Это была большая удача. Никакого регулярного движения по льду Амурья в то время не существовало, нужно было бы самому искать возможности для такой поездки, а в гостиницу с моим (будущим) паспортом меня бы не пустили. На железнодорожном вокзале постоянно проводились милицейские обходы для выявления освободившихся, но не уехавших вовремя граждан. А я как раз к таким и относился.
Прошло несколько дней. Мой товарищ уже вышел. Вот-вот должен был наступить мой день. Мой день. Я знал, что при выходе из зоны каждый день происходили эксцессы по поводу одежды, но о себе никаких беспокойств у меня не было: в моей карточке у меня были записаны только белье и портянки, а это не отбирали, даже если оно было новейшее.
День наступил. Но не наступил. Меня завели на вахту. В уголке за столиком сидит сотрудник спецчасти; я вижу, как он разложил атрибуты моей свободы: паспорт, справка об освобождении, билет от Комсомольска-на-Амуре до станции Лабинская Северо-Кавказской железной дороги и пачечка денег.
Обыск проходит нормально, с карточкой все в порядке. Все, думаю, через пять минут я на воле.
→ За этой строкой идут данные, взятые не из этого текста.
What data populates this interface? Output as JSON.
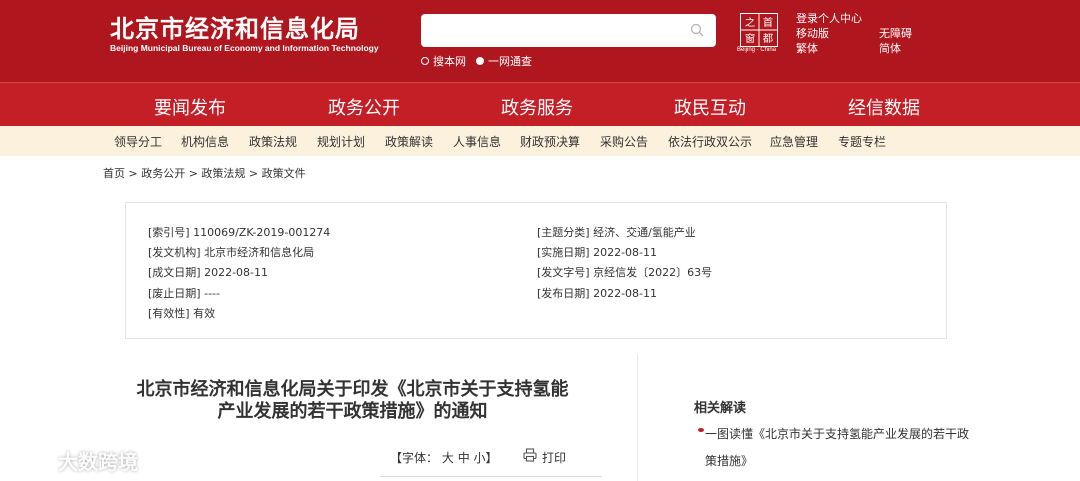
{
  "header": {
    "logo_cn": "北京市经济和信息化局",
    "logo_en": "Beijing Municipal Bureau of Economy and Information Technology",
    "search": {
      "placeholder": "",
      "options": [
        "搜本网",
        "一网通查"
      ]
    },
    "seal_en": "Beijing · China",
    "links_left": [
      "登录个人中心",
      "移动版",
      "繁体"
    ],
    "links_right": [
      "无障碍",
      "简体"
    ]
  },
  "mainnav": [
    "要闻发布",
    "政务公开",
    "政务服务",
    "政民互动",
    "经信数据"
  ],
  "subnav": [
    "领导分工",
    "机构信息",
    "政策法规",
    "规划计划",
    "政策解读",
    "人事信息",
    "财政预决算",
    "采购公告",
    "依法行政双公示",
    "应急管理",
    "专题专栏"
  ],
  "breadcrumb": "首页 > 政务公开 > 政策法规 > 政策文件",
  "info": {
    "left": [
      {
        "label": "[索引号]",
        "value": "110069/ZK-2019-001274"
      },
      {
        "label": "[发文机构]",
        "value": "北京市经济和信息化局"
      },
      {
        "label": "[成文日期]",
        "value": "2022-08-11"
      },
      {
        "label": "[废止日期]",
        "value": "----"
      },
      {
        "label": "[有效性]",
        "value": "有效"
      }
    ],
    "right": [
      {
        "label": "[主题分类]",
        "value": "经济、交通/氢能产业"
      },
      {
        "label": "[实施日期]",
        "value": "2022-08-11"
      },
      {
        "label": "[发文字号]",
        "value": "京经信发〔2022〕63号"
      },
      {
        "label": "[发布日期]",
        "value": "2022-08-11"
      }
    ]
  },
  "article": {
    "title_line1": "北京市经济和信息化局关于印发《北京市关于支持氢能",
    "title_line2": "产业发展的若干政策措施》的通知",
    "font_label": "【字体：",
    "font_sizes": [
      "大",
      "中",
      "小"
    ],
    "font_close": "】",
    "print_label": "打印"
  },
  "related": {
    "title": "相关解读",
    "item": "一图读懂《北京市关于支持氢能产业发展的若干政策措施》"
  },
  "watermark": "大数跨境",
  "colors": {
    "brand_red": "#b0161e",
    "nav_red": "#c41f26",
    "subnav_bg": "#fbf1dc"
  }
}
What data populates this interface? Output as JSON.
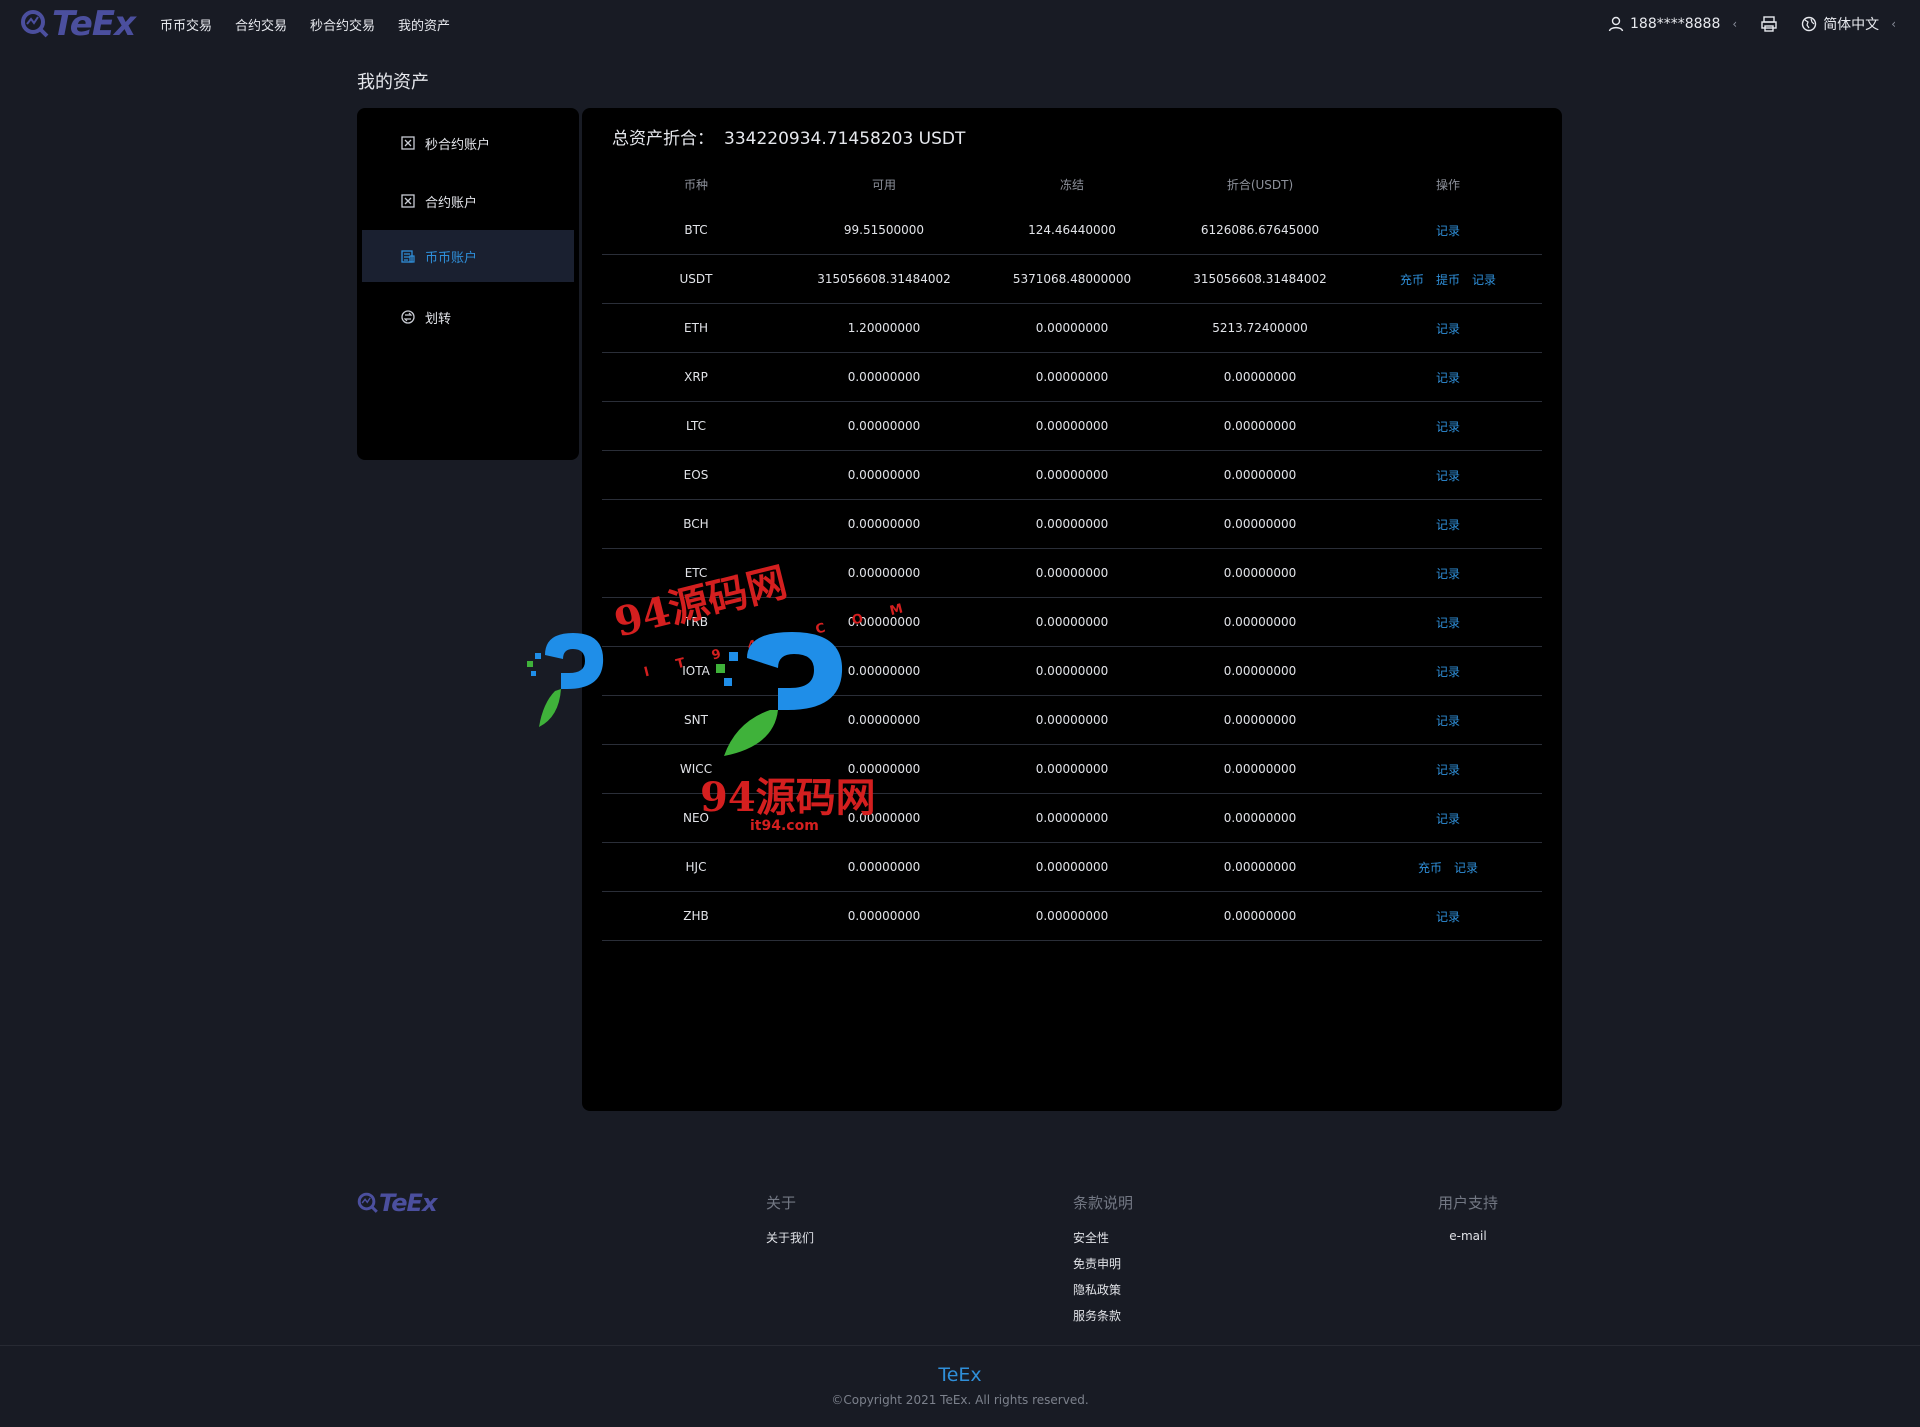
{
  "header": {
    "logo_text": "TeEx",
    "nav": [
      "币币交易",
      "合约交易",
      "秒合约交易",
      "我的资产"
    ],
    "user": "188****8888",
    "language": "简体中文"
  },
  "page_title": "我的资产",
  "sidebar": {
    "items": [
      {
        "label": "秒合约账户",
        "icon": "contract-icon"
      },
      {
        "label": "合约账户",
        "icon": "contract-icon"
      },
      {
        "label": "币币账户",
        "icon": "wallet-icon",
        "active": true
      },
      {
        "label": "划转",
        "icon": "transfer-icon"
      }
    ]
  },
  "summary": {
    "label": "总资产折合：",
    "value": "334220934.71458203 USDT"
  },
  "table": {
    "headers": [
      "币种",
      "可用",
      "冻结",
      "折合(USDT)",
      "操作"
    ],
    "rows": [
      {
        "coin": "BTC",
        "available": "99.51500000",
        "frozen": "124.46440000",
        "usdt": "6126086.67645000",
        "actions": [
          "记录"
        ]
      },
      {
        "coin": "USDT",
        "available": "315056608.31484002",
        "frozen": "5371068.48000000",
        "usdt": "315056608.31484002",
        "actions": [
          "充币",
          "提币",
          "记录"
        ]
      },
      {
        "coin": "ETH",
        "available": "1.20000000",
        "frozen": "0.00000000",
        "usdt": "5213.72400000",
        "actions": [
          "记录"
        ]
      },
      {
        "coin": "XRP",
        "available": "0.00000000",
        "frozen": "0.00000000",
        "usdt": "0.00000000",
        "actions": [
          "记录"
        ]
      },
      {
        "coin": "LTC",
        "available": "0.00000000",
        "frozen": "0.00000000",
        "usdt": "0.00000000",
        "actions": [
          "记录"
        ]
      },
      {
        "coin": "EOS",
        "available": "0.00000000",
        "frozen": "0.00000000",
        "usdt": "0.00000000",
        "actions": [
          "记录"
        ]
      },
      {
        "coin": "BCH",
        "available": "0.00000000",
        "frozen": "0.00000000",
        "usdt": "0.00000000",
        "actions": [
          "记录"
        ]
      },
      {
        "coin": "ETC",
        "available": "0.00000000",
        "frozen": "0.00000000",
        "usdt": "0.00000000",
        "actions": [
          "记录"
        ]
      },
      {
        "coin": "TRB",
        "available": "0.00000000",
        "frozen": "0.00000000",
        "usdt": "0.00000000",
        "actions": [
          "记录"
        ]
      },
      {
        "coin": "IOTA",
        "available": "0.00000000",
        "frozen": "0.00000000",
        "usdt": "0.00000000",
        "actions": [
          "记录"
        ]
      },
      {
        "coin": "SNT",
        "available": "0.00000000",
        "frozen": "0.00000000",
        "usdt": "0.00000000",
        "actions": [
          "记录"
        ]
      },
      {
        "coin": "WICC",
        "available": "0.00000000",
        "frozen": "0.00000000",
        "usdt": "0.00000000",
        "actions": [
          "记录"
        ]
      },
      {
        "coin": "NEO",
        "available": "0.00000000",
        "frozen": "0.00000000",
        "usdt": "0.00000000",
        "actions": [
          "记录"
        ]
      },
      {
        "coin": "HJC",
        "available": "0.00000000",
        "frozen": "0.00000000",
        "usdt": "0.00000000",
        "actions": [
          "充币",
          "记录"
        ]
      },
      {
        "coin": "ZHB",
        "available": "0.00000000",
        "frozen": "0.00000000",
        "usdt": "0.00000000",
        "actions": [
          "记录"
        ]
      }
    ]
  },
  "watermark": {
    "text1": "94源码网",
    "sub1": "IT94.COM",
    "text2": "94源码网",
    "sub2": "it94.com"
  },
  "footer": {
    "logo_text": "TeEx",
    "columns": [
      {
        "title": "关于",
        "links": [
          "关于我们"
        ]
      },
      {
        "title": "条款说明",
        "links": [
          "安全性",
          "免责申明",
          "隐私政策",
          "服务条款"
        ]
      },
      {
        "title": "用户支持",
        "links": [
          "e-mail"
        ]
      }
    ],
    "brand": "TeEx",
    "copyright": "©Copyright 2021 TeEx. All rights reserved."
  },
  "colors": {
    "background": "#181b24",
    "panel": "#000000",
    "accent": "#2f8fd9",
    "logo": "#4b4f9e",
    "watermark": "#d41f1f"
  }
}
Не получилось.
— Снимай валенки.
— Валенки за мной не числятся.
— Значения не имеет. Снимай.
— Это не лагерная обувь.
— Что, умный шибко? Снимай или иди назад, в зону.
— Это не лагерная. Не видишь, что ли?
— Тебя что, в шею вытолкать? Иди в зону, ждут люди.
Против лома нет приема. Я привел свою начальницу, бухгалтера вещевого отдела, которая заявила, что в карточке заключенного Кравцова валенки не числятся, а надетые на его ноги валенки не лагерного образца, но это не помогло.